Thanks again for responses. I have responses to each poster.
WaitedWayTooLong
That might be the case about people not suggesting reconciliation. At first, I didn’t even notice they didn’t. I was so absolute in my view of this, and I wanted to get past it fast. Because it was outed very publicly with key details, I didn’t have people asking for information, just providing support. I didn’t feel any doubt about my choice, just rage. If I think about it, if anyone had suggested reconciliation (other than my kids), I imagine I would have responded angrily towards them and a big WTF round.
Did they see something about me that they knew made it impossible? I suppose I am suggesting a personality disorder, or some arrogance in me that makes me cold. Maybe this is all just pride, and that feels wrong as a reason to end a marriage. That makes me feel severely flawed. That’s not a lesson I would give my kids.
I read a lot of your history and posts. May I ask why you tried at all for the five years between d-day and divorce? I’m not questioning your choice, just wondering where your mind was at then compared to where it is now.
Leafields
I’ve been thinking more about that. TheEnd’s use of the word jettison stuck out with me. That’s how I treat anything I view as betrayal. Is that just a way to avoid thinking about it? I see her as the enemy, not with indifference.
OwningItNow
I enjoy your theoretical take on this. Regardless of my reasons for being here, I also find human psychology fascinating. Looking at your categories, maybe I’m more in the 45% BS bucket on our relationship, but other than my XWW’s self-esteem issues, I never saw her as weak, or childlike. She just has this vein in her that came up from time to time. For work, I’m definitely in the 5% category. I didn’t see myself as that in the relationship before the betrayal. I became that afterwards.

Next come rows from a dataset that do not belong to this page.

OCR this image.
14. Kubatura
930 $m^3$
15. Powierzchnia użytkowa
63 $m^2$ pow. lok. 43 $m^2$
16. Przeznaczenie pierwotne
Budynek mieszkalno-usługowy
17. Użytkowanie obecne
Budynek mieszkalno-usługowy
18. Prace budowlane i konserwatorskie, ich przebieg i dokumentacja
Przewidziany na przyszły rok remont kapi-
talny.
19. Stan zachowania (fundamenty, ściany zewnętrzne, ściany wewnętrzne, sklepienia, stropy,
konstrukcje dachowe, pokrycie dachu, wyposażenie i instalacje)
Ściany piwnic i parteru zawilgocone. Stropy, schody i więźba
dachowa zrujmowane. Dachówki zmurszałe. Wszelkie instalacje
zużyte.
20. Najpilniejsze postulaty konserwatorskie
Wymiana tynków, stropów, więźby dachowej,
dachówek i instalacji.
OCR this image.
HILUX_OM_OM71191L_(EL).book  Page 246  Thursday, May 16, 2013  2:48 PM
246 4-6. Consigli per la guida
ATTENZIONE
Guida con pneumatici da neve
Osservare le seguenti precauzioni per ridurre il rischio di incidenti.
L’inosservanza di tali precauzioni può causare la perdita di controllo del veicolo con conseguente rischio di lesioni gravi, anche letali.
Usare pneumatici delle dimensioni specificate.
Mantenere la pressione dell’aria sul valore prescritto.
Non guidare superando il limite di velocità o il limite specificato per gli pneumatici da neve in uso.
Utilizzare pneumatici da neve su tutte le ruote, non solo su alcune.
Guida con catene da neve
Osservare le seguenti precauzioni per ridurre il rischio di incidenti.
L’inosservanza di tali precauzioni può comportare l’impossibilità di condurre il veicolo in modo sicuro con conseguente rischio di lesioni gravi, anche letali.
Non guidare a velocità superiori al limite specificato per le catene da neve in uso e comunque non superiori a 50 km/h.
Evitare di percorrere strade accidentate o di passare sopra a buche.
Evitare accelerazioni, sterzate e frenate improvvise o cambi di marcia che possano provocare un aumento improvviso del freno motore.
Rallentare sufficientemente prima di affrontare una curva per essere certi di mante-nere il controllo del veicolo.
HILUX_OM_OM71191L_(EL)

Feels I’m Jekyll and Hyde. I take relationships very seriously, friends and romantic, would do anything for each of them. I’m a "help a friend hide a body" kind of person. When there’s clear betrayal, I am done with them. I walk away and never look back. If they touch base years later, I remember exactly why I cut them out and remind them of it.
Seeking2Forgive
Thanks for your post. I wish I could understand how you felt at the time of d-day. My new doubts have me wondering if there’s something wrong with me keeping me from doing that.
I really want to know, was there a point as you were working through reconciliation where you became very aware of that dependency and it made you question the entire relationship? That question feels silly after typing it. Let me say it another way, did you have an about face moment from the pick me dance that made you see everything differently?
TheEnd
Thanks for clarifying the humor. Makes more sense, and is funny. Honestly, I felt weird posting this topic because others are so actively suffering, and I’m bitching about suddenly feeling funny a year after d-day (my attempt at humor
). Truly though, I felt almost sacrilegious posting here.

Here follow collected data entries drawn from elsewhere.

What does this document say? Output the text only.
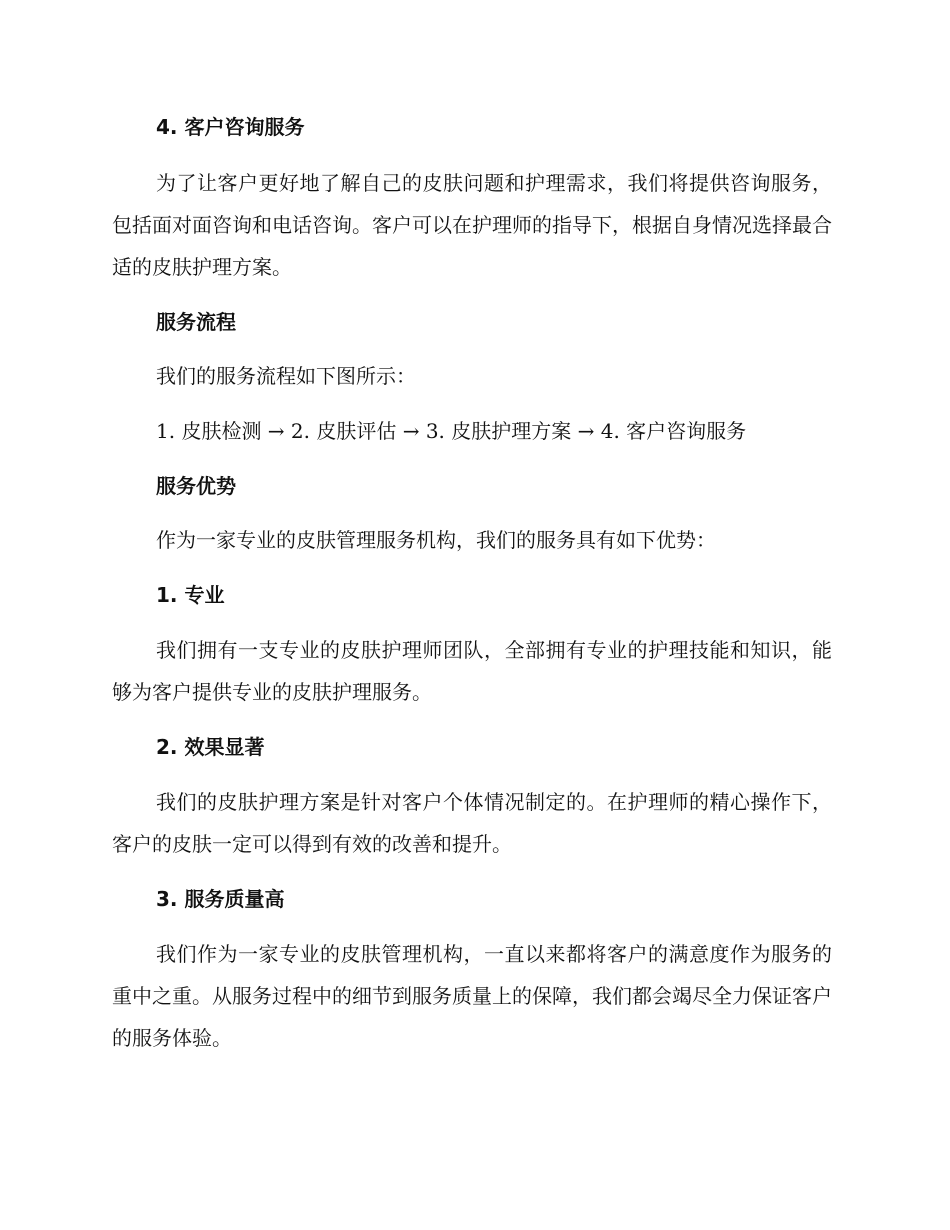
4. 客户咨询服务

为了让客户更好地了解自己的皮肤问题和护理需求，我们将提供咨询服务，包括面对面咨询和电话咨询。客户可以在护理师的指导下，根据自身情况选择最合适的皮肤护理方案。

服务流程

我们的服务流程如下图所示：

1. 皮肤检测 → 2. 皮肤评估 → 3. 皮肤护理方案 → 4. 客户咨询服务

服务优势

作为一家专业的皮肤管理服务机构，我们的服务具有如下优势：

1. 专业

我们拥有一支专业的皮肤护理师团队，全部拥有专业的护理技能和知识，能够为客户提供专业的皮肤护理服务。

2. 效果显著

我们的皮肤护理方案是针对客户个体情况制定的。在护理师的精心操作下，客户的皮肤一定可以得到有效的改善和提升。

3. 服务质量高

我们作为一家专业的皮肤管理机构，一直以来都将客户的满意度作为服务的重中之重。从服务过程中的细节到服务质量上的保障，我们都会竭尽全力保证客户的服务体验。
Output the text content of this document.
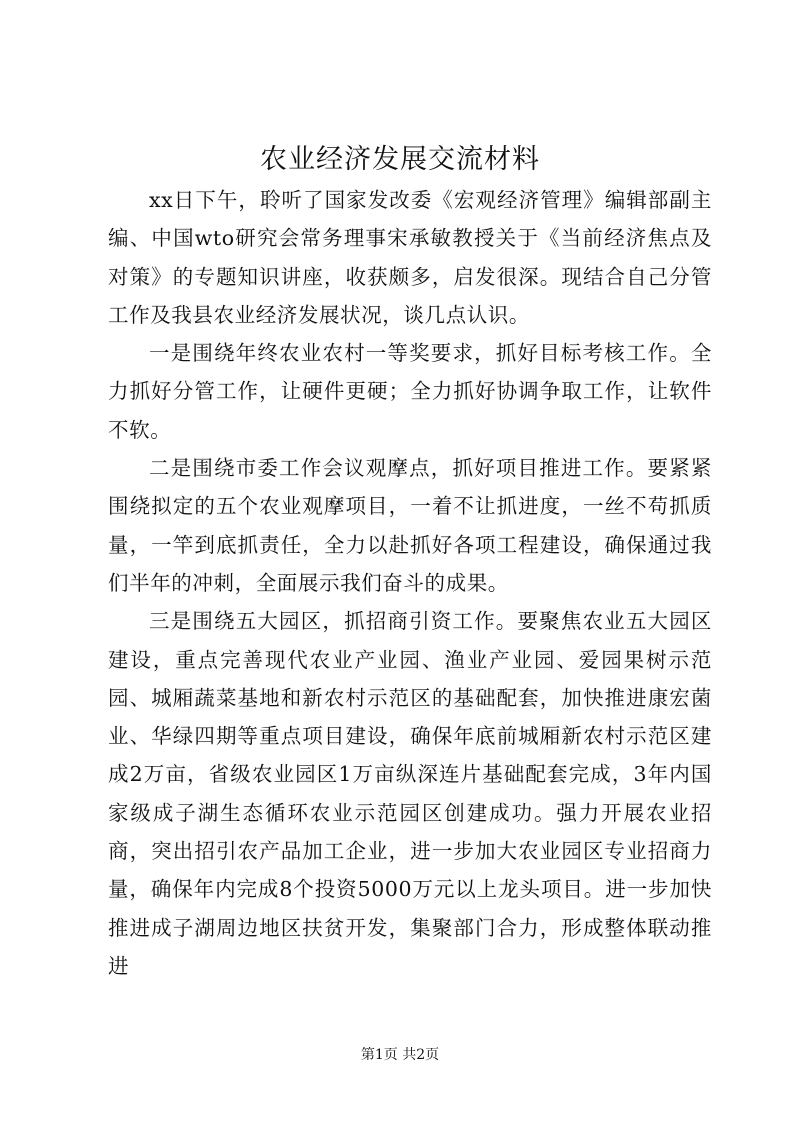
农业经济发展交流材料

xx日下午，聆听了国家发改委《宏观经济管理》编辑部副主编、中国wto研究会常务理事宋承敏教授关于《当前经济焦点及对策》的专题知识讲座，收获颇多，启发很深。现结合自己分管工作及我县农业经济发展状况，谈几点认识。

一是围绕年终农业农村一等奖要求，抓好目标考核工作。全力抓好分管工作，让硬件更硬；全力抓好协调争取工作，让软件不软。

二是围绕市委工作会议观摩点，抓好项目推进工作。要紧紧围绕拟定的五个农业观摩项目，一着不让抓进度，一丝不苟抓质量，一竿到底抓责任，全力以赴抓好各项工程建设，确保通过我们半年的冲刺，全面展示我们奋斗的成果。

三是围绕五大园区，抓招商引资工作。要聚焦农业五大园区建设，重点完善现代农业产业园、渔业产业园、爱园果树示范园、城厢蔬菜基地和新农村示范区的基础配套，加快推进康宏菌业、华绿四期等重点项目建设，确保年底前城厢新农村示范区建成2万亩，省级农业园区1万亩纵深连片基础配套完成，3年内国家级成子湖生态循环农业示范园区创建成功。强力开展农业招商，突出招引农产品加工企业，进一步加大农业园区专业招商力量，确保年内完成8个投资5000万元以上龙头项目。进一步加快推进成子湖周边地区扶贫开发，集聚部门合力，形成整体联动推进

第1页 共2页
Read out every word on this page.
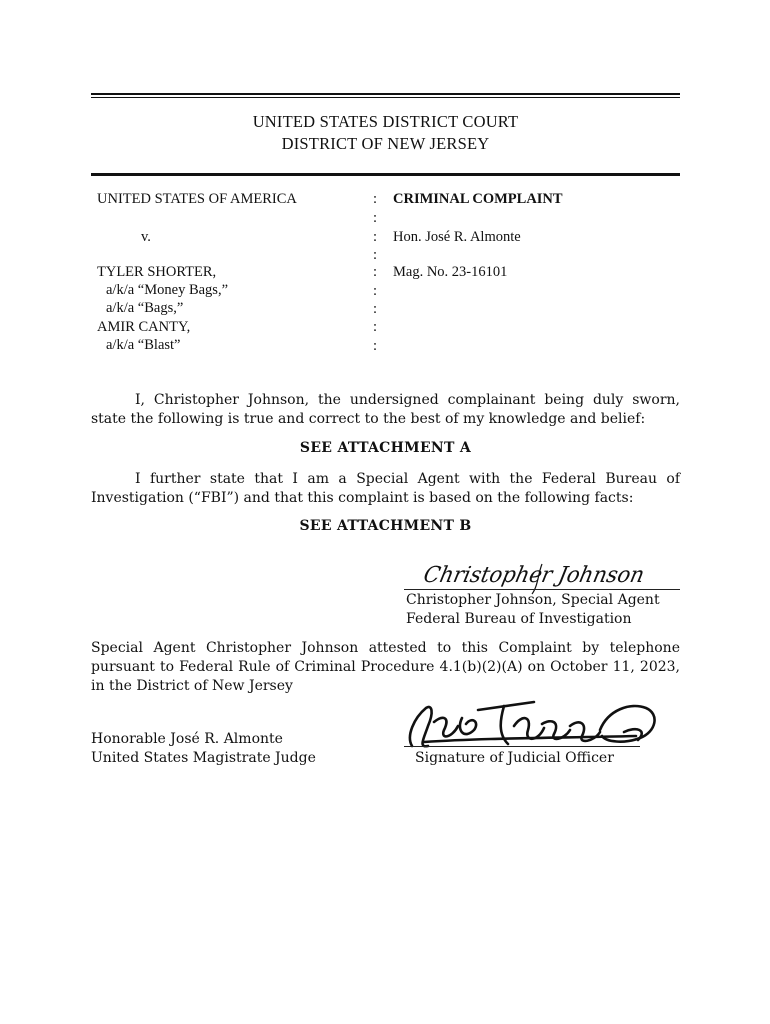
UNITED STATES DISTRICT COURT
DISTRICT OF NEW JERSEY
UNITED STATES OF AMERICA
v.
TYLER SHORTER,
a/k/a “Money Bags,”
a/k/a “Bags,”
AMIR CANTY,
a/k/a “Blast”
:
:
:
:
:
:
:
:
:
CRIMINAL COMPLAINT
Hon. José R. Almonte
Mag. No. 23-16101
I, Christopher Johnson, the undersigned complainant being duly sworn, state the following is true and correct to the best of my knowledge and belief:
SEE ATTACHMENT A
I further state that I am a Special Agent with the Federal Bureau of Investigation (“FBI”) and that this complaint is based on the following facts:
SEE ATTACHMENT B
Christopher Johnson
Christopher Johnson, Special Agent
Federal Bureau of Investigation
Special Agent Christopher Johnson attested to this Complaint by telephone pursuant to Federal Rule of Criminal Procedure 4.1(b)(2)(A) on October 11, 2023, in the District of New Jersey
Honorable José R. Almonte
United States Magistrate Judge	Signature of Judicial Officer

Delayed grief might be it. Maybe a denial, which would be worse, right?
Sisoon
I haven’t really processed other feelings about this. Cutting my XWW made it seem like what’s the point. That’s the approach I’ve taken with others in life. I can’t say I thought about doing that. It just felt natural. Maybe that’s some kind of subconscious pride? I don’t know.
On your question, I think I’m more of the first type you laid out, however, I define my arrogance in this post as being a non-negotiable, maybe pride-driven thing, pushing my decisions with my XWW. I was so sure about divorce. The hint that my decision could have been driven by some character flaw everyone saw but me is what’s giving me doubts. Does my pride need to be so absolute that even the suggestion of it causing a problem is cracking all of this?
SacredSoul33
Thank you for the example of your mom. Not talking to family members for over a decade is something I understand. What do you think is happening inside her regarding the pain they caused? Does it come out in other ways?
On the personality test, it’s been a while since I took one, but, I remember being between feeler and thinker. See my Jekyll and Hyde comments. I feel like a feeler in relationships. When there’s a betrayal, I flop to the Hyde side and cut them out. Even if my d-day approach differs from others, I feel great empathy for the posters on SI – mainly BS, but, as a BS, I suppose that’s expected. I have often tried to imagine what a WS feels, not as successfully.
Crazyblindsided
Wow, I’m so sorry. That sounds like a terrible sequence to experience. It’s amazing all you’ve survived though. Have you been able to, or are even interested in, having new relationships since?
Justsomeguy
I identify with your sense of justice. I know affairs are about the WS, but they feel monumentally disrespectful. I thought I might feel responsible later for pushing D so fast, but it didn’t come. Instead, I felt embarrassed about not realizing the A earlier. I think there was also embarrassment about my XWW’s issues causing this when I thought I was addressing them with her. I guess that’s pride again.
I really need to post my story. As I starting prepping it, I got very uncomfortable and it’s slowing me down. I’m sure that’s pretty telling all by itself.